With London and Milan Fashion week taking place this month and Paris hosting it next month we can’t wait to see what 3D influences appear on the runways in the coming weeks.
From speeding up the production process to cutting costs and avoiding waste, 3D technology is helping to enhance sustainable fashion brands like Xandra Jane, who have created a digital pattern library using 3D processes to enable customers to access luxury, ethical fashion tutorials and downloadable sewing patterns without premium price tags. Traditional methods of communicating with manufacturers and issuing physical copies of patterns comes with risks of loss and damage but thanks to 3D scanning and digitised patterns, an instant database can be created in a fraction of the time.
In terms of sustainability, this also avoids dead stock and over-production, because one garment can be made and customised through fabric choice and colour, allowing the customer to experience all the stages and processes involved in creating it, without physically creating and recreating the garment each time.
From 3D sewing patterns which create an accurate fit, to using actual 3D avatars when shopping online, various online stores such as Little Mistress have invested in software which takes a customer’s height, weight and body measurements to find the perfect fit and assist customers with the ordering process, to ensure they are selecting the right size. This process reduces judgement errors and minimises the number of returns, in turn saving the company money.
3D body scanners have also been introduced into stores providing a niche service. The scanners capture your measurements in seconds and provides customers with a more pleasant shopping experience than using traditional methods like a measuring tape.
As 3D scanning experts, we’ve also had first-hand experience of using 3D technology in the fashion industry. Solve Sundsbo invited us to a studio to help him scan famous model Anna Cleveland last year. Solve was hoping to achieve something unique with his own images and after capturing Anna using a traditional camera, he asked us to then scan the model in the same pose.
Using the Artec Eva handheld scanner, we were able to capture the model’s form perfectly, and Solve was then able to layer his own 2D photography with a perfect 3D image of the model. Having the two different methods enabled Solve Sundsbo to add distress and surrealism to the shots, resulting in some spectacular imagery which was then published in Vogue Italia.

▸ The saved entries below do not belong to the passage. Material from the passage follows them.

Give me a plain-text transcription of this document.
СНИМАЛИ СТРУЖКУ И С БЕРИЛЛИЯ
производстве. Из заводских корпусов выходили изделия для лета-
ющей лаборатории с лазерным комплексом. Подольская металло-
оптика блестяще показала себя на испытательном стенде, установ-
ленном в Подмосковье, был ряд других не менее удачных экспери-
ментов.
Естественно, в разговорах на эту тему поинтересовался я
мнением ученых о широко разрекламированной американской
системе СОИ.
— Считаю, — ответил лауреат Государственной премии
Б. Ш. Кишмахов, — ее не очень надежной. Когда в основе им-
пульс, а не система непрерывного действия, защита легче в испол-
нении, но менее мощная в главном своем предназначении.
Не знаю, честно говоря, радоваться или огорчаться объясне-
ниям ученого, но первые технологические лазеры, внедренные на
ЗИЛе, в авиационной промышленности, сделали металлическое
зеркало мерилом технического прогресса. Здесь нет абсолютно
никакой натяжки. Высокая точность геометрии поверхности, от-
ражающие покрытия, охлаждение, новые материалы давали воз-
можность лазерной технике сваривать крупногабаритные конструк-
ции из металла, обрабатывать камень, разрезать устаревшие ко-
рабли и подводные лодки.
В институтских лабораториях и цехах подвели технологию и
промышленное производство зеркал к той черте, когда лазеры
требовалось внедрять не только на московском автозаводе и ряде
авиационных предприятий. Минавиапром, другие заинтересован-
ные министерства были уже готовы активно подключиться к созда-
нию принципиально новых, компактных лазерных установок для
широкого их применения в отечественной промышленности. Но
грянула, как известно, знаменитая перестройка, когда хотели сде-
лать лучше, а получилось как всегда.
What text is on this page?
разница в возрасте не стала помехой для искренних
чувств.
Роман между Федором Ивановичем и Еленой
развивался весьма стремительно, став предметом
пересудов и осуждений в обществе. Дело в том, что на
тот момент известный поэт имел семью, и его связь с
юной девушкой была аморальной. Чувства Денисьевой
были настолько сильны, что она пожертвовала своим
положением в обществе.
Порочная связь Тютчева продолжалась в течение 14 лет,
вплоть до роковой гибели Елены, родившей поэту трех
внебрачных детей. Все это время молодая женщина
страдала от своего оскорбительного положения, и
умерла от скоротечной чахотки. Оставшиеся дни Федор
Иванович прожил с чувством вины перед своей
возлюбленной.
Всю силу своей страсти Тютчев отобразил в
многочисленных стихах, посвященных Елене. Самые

It isn’t just 3D scanning that has brought a new dimension to the fashion world, 3D printing has too. Just last year, Charne Esterhuizen debuted a dress that she had created entirely from 3D printed butterflies at Vancouver Fashion Week. Taking it a step further, just last week a Spanish Design studio called ZER showcased and entire collection at Madrid Fashion Week. The Innovation Project features a number of 3D printed garments which seamlessly combine fashion and technology in 10 different looks, each one featuring a garment made with the help of 3D printing or another digital fabrication technique.